El auto frenó ante una fachada morisca. Una parte de Fleming quedó lejos, en Europa, esperando la muerte, otra parte bajó del vehículo con Augusto Serafímer y abrió la puerta a la esposa del profesor ofreciéndole el brazo con “obstinada caballerosidad de otro siglo”. El biólogo apareció a mi lado y se detuvo a contemplar los dibujos de la verja de hierro. Con voz esforzada, llena de silbidos asmáticos, murmuró:
—Me complace conocerlo, realmente.
Me sorprendí. Era una declaración asombrosa. ¿Podía yo haberle interesado?
—Lo veo seguido por televisión —dijo ruborizándose.
—Usted es un científico que puede aparecer en la televisión cuantas veces se le antoje. Pero nadie la rechaza tanto. Yo lo hice invitar en muchas ocasiones y sólo obtuvimos su negativa.
—No soporto los reportajes. Discúlpeme, es su trabajo, pero yo no puedo hablar delante de una cámara.
—Es cuestión de hábito.
—Eso me dicen. Soy viejo para cambiar mis hábitos ahora. Vea: si tengo algo interesante que decir, lo escribo. Y si es un aporte científico, lo publico en una revista especializada: yo no lo puedo contar por televisión.
—¿Por qué mira mi programa, entonces?
—No lo podría precisar. Su talento para entender asuntos diversos, tal vez. Meterse en cualquier problema, qué sé yo; expresarse, alternar con tantas personas.
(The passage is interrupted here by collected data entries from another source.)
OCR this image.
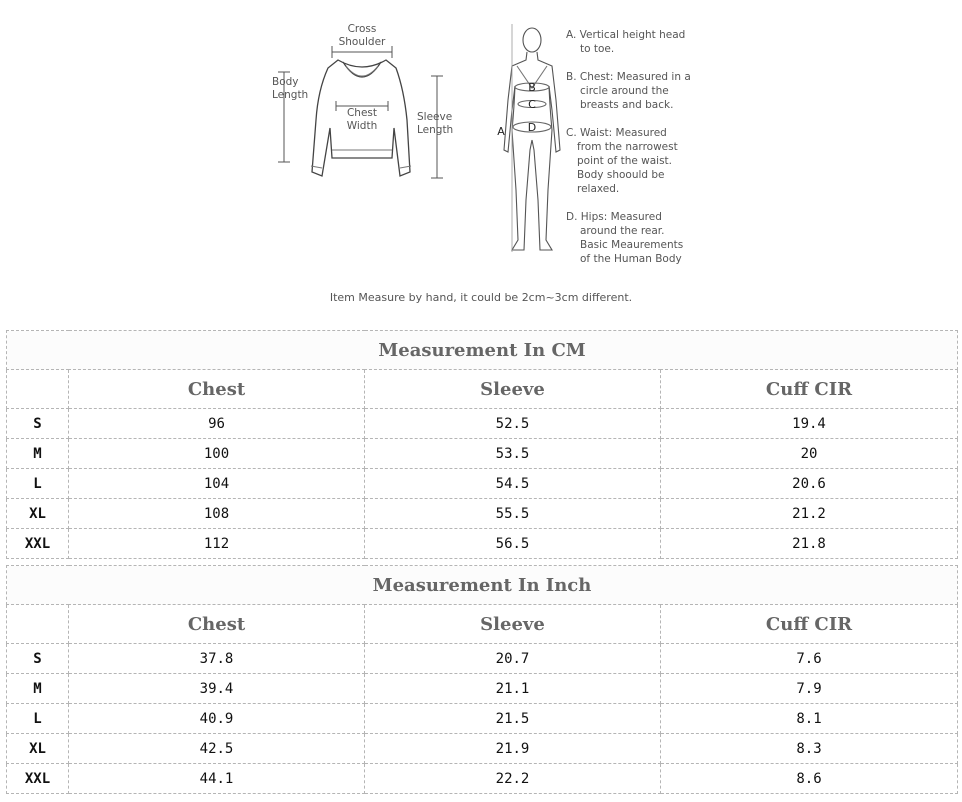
B
C
D
A
Cross
Shoulder
Body
Length
Chest
Width
Sleeve
Length
A. Vertical height head
to toe.
B. Chest: Measured in a
circle around the
breasts and back.
C. Waist: Measured
from the narrowest
point of the waist.
Body shoould be
relaxed.
D. Hips: Measured
around the rear.
Basic Meaurements
of the Human Body
Item Measure by hand, it could be 2cm~3cm different.
Measurement In CM			
	Chest	Sleeve	Cuff CIR
S	96	52.5	19.4
M	100	53.5	20
L	104	54.5	20.6
XL	108	55.5	21.2
XXL	112	56.5	21.8
Measurement In Inch			
	Chest	Sleeve	Cuff CIR
S	37.8	20.7	7.6
M	39.4	21.1	7.9
L	40.9	21.5	8.1
XL	42.5	21.9	8.3
XXL	44.1	22.2	8.6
Lo miro desde mi hogar cerrado con llave. Tal vez me gusta porque me produce cierto miedo.
—¿Miedo a la intemperie? —arriesgué.
—Sí, sí, eso... Y admiración por los que son capaces de enfrentarla.
En la puerta nos recibió Mónica, la esposa de Serafímer, ligeramente encorvada, con anteojos redondos y cabello recogido. Su recato contrastaba con la desmesura del cónyuge.
En el living —entre almohadones coloridos, mesitas bajas y macetones coronados de flores— nos esperaban dos parejas que se pusieron de pie con los rostros encendidos. Augusto Serafímer, tal como lo había sospechado, descolgó rimbombantes palabras sobre su “querido amigo Rodolfo Neuman”, a quien el país y la humanidad y nosotros mismos debemos tanto, y que me ha concedido el honor de venir a casa.
—Nos conocimos, ¿te acordás, Rodolfo?, a la salida de tu laboratorio, y nos volvimos a encontrar ¡tantas veces! Te considero un amigo bueno, puro; ¡te agradezco con alegría tenerte aquí! Y también agradezco a Grazzia, su esposa, consejera, musa, consuelo, ¡pedestal!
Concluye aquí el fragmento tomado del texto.